Truth be told: it sounds like an easy concept to understand. Everyone knows it: if you're "world class," it's because you're among the best in the world at what you do.
Unfortunately, there is no universally accepted dictionary definition, so everyone has their own interpretation.
Manufacturing is a competitive business, but it's not a sport where the winner gets a trophy or a medal. So how do we measure world class? Is it the company that sells the most? The one that sells the best? The one that does it the fastest? Is it a combination of all of them?
Some data
Before moving on to the topic, a little background is in order. The surveyed entrepreneurs responded to two questions as follows:
1 – Which of these factors are a key priority for your business today?
2 – Which of the following benefits can you associate with the implementation of industrial management systems (TPM, LEAN, 5”S”)
And then?
Rather than attempting a definition, we can say that World Class Manufacturing involves consistently focusing on 7 critical attributes:
- The essential customer satisfaction in 3 specific areas:
- Responsiveness
- Reliability
- Quality in everything
- Motivating and treating employees as valued assets (something everyone says but few do...)
- Constant innovation in the products and services provided.
- Permanent synchronization along the value chain.
- A culture of continuous improvement:
- Doing more with less
- Eliminating losses
- Reducing lead-time
- The strategic ability to constantly adapt (it's not a question of becoming rigid in the new paradigm...)
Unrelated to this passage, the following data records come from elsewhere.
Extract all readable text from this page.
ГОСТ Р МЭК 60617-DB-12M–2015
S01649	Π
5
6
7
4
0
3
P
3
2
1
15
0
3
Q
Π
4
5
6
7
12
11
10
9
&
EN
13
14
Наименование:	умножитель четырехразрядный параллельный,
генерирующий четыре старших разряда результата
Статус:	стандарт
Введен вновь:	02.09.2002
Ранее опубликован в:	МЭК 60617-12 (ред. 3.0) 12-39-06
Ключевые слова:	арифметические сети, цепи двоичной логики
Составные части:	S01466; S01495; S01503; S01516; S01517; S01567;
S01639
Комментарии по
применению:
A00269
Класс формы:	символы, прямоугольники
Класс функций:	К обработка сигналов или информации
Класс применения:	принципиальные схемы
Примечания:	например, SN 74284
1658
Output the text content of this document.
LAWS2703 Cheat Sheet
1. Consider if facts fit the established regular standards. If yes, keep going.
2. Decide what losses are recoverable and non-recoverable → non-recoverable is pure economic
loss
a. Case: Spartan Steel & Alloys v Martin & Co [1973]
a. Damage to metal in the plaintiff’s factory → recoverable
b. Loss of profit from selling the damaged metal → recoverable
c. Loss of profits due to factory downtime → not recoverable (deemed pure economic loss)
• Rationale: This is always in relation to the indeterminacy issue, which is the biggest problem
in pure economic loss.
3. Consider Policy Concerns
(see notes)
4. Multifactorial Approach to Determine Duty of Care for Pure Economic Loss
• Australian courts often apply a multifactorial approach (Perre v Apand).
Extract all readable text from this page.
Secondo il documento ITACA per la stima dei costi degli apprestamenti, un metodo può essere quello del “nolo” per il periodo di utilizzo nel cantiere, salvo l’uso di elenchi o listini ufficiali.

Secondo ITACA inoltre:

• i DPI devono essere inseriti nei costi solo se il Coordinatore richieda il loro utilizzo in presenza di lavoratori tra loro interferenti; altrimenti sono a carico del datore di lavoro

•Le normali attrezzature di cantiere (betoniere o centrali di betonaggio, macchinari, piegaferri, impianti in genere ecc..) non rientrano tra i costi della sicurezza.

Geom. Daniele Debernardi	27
- The overall growth of the company.
If these seven attributes are achieved, not in one semester, but consistently over the years, then we are in a position to talk about World-Class Manufacturing.
Generally speaking, we can say that a company can be considered World Class if the EGE (Overall Equipment Effectiveness, or OEE) of the team that represents your system's restriction or bottleneck is greater than 85% (of course, provided it is calculated correctly).
A quick visit to a good portion of Argentine companies shows that they have enormous untapped capacity hidden behind their losses. Losses that the correct calculation of the EGE helps make visible.
In our environment, 80% companies claim to be working toward continuous improvement. The difference lies in the mental model: of that 80%, the 60% believes that one small step is enough. Only the 20% understands that each step is only the first of many to be taken.
In short, we can say that it is a never-ending journey: we will never reach that end because there is always, ALWAYS, something to improve.